Langzeitbeobachtung einer Tischtennisplatte

Das vielfältigste aller Stadtmöbel

Bank, Versteck, Wäscheständer: Hayahisa Tomiyasu hat jahrelang die erstaunliche Zweckentfremdung einer Tischtennisplatte fotografiert. Die Serie zeigt, wie Städte ihren Bewohnern weiter entgegenkommen könnten

Eine der vielen Eigentümlichkeiten deutscher Städte, die von Einheimischen kaum noch wahrgenommen werden, ist die hohe Dichte öffentlicher Tischtennisplatten. Um die robusten Freiluft-Sportgeräte aus Beton oder Stahl hat sich eine eigene Kultur entwickelt: Dienste wie die "Ping Pong Map" weisen beispielsweise den Weg zu Standorten und geben Auskunft über den Zustand der Platten. Es gibt Rituale, mit denen man fremde Spieler herausfordert, Match-Variationen lassen eine fast beliebige Anzahl von Teilnehmenden zu. Doch die meisten Stadtbewohner ignorieren die Platten. Das war bei Hayahisa Tomiyasu anfangs nicht anders. Er wollte eigentlich einen Fuchs fotografieren, den er aus dem Fenster seines Wohnheims an seinem damaligen Studienort Leipzig gesehen hatte. In der Hoffnung, dass das Tier nochmal auftauchen würde, hatte er seine Kamera und Aufmerksamkeit tagelang auf die Grünfläche vor seinem Haus gerichtet - bis ihm etwas ganz anderes auffiel.

Tomiyasu sah, auf wie viele unterschiedliche Weisen Menschen eine Tischtennisplatte nutzten, die dort stand, und er fing an, das Treiben zu dokumentieren. Die Platte dient Grünflächenbesuchern als Ablageort von Jacken und Dingen, als Picknicktisch, Klettergerüst, Parcours-Hindernis, Versteck, Krafttrainings-Objekt, Wäscheständer, Schattenspender, Murmelbahn, als Bank, sogar als Matratzenlager.
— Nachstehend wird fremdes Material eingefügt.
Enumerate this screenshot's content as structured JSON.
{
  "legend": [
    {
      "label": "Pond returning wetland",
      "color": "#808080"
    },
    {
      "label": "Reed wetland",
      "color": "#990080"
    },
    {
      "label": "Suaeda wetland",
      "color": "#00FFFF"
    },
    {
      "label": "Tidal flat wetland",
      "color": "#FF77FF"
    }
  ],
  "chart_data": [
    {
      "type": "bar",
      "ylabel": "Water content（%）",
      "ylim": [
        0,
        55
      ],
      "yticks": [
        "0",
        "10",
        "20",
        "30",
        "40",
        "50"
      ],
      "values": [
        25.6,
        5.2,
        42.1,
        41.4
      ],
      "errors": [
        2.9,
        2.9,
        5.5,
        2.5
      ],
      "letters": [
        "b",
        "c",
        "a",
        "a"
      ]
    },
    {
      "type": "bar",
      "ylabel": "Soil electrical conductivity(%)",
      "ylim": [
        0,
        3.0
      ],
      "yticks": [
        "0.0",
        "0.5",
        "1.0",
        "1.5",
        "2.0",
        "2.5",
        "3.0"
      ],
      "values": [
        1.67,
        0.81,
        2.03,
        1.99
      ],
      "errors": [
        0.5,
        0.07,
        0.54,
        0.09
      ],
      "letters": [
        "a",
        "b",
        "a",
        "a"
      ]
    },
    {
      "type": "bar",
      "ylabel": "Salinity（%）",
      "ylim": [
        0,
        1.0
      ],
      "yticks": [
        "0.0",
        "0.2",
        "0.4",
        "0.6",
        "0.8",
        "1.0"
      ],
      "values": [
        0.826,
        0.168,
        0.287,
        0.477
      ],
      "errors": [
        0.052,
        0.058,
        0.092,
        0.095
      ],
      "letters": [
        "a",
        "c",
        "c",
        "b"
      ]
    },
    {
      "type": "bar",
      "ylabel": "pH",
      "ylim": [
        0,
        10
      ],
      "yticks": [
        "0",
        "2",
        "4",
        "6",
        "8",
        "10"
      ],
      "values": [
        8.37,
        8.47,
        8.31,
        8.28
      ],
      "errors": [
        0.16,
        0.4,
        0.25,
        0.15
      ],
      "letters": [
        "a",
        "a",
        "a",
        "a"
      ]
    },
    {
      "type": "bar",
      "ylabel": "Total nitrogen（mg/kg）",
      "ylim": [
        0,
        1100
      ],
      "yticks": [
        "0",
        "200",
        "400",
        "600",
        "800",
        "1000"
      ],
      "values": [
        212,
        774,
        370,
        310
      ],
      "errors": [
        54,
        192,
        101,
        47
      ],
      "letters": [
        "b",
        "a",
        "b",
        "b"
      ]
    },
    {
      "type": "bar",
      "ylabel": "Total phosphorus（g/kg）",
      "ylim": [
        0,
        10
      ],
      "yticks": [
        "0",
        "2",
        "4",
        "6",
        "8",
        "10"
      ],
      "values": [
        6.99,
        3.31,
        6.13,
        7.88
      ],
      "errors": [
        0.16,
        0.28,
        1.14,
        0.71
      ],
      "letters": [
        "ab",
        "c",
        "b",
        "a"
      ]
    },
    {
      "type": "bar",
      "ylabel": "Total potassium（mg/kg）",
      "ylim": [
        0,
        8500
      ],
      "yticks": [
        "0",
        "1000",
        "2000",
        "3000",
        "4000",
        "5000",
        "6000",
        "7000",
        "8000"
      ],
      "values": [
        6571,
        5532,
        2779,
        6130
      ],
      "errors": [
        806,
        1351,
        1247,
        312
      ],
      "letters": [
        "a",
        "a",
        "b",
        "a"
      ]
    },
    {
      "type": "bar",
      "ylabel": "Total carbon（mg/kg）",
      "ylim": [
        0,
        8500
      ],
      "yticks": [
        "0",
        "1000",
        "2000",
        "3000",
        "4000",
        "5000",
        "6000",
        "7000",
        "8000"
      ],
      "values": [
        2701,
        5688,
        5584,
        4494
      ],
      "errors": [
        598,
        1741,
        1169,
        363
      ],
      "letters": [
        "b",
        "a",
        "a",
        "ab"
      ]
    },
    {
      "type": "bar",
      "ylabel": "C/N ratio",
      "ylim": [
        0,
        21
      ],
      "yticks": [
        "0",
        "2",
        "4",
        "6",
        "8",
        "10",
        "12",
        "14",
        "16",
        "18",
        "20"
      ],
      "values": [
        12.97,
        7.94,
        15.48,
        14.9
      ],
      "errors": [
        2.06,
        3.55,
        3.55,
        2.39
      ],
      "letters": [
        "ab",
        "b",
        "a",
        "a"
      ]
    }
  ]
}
Nur eines sehen wir nicht auf Tomiyasus Fotos, die in einem Zeitraum von fünf Jahren bis zu seinem Auszug aus dem Heim entstanden: dass mal jemand Tischtennis spielt.

Für Fans des Sports ist solch zweckentfremdete Nutzung natürlich ein Ärgernis: Die Platten sind ständig besetzt, dreckig oder beschädigt. Aber für Stadtplaner könnte die "TTP" betitelte Fotoserie, mittlerweile in der Sammlung der Deutsche Börse Photography Foundation, Inspiration und Auftrag sein: Macht sie doch Bedürfnisse sichtbar. Und zeigt sie doch, wie hoch die Bereitschaft ist, mit Objekten in Interaktionen zu treten. Wie könnten öffentliche Wäscheständer, Matratzenlager, Schattenspender oder Murmelbahnen aussehen, die keine Tischtennisplatten sind?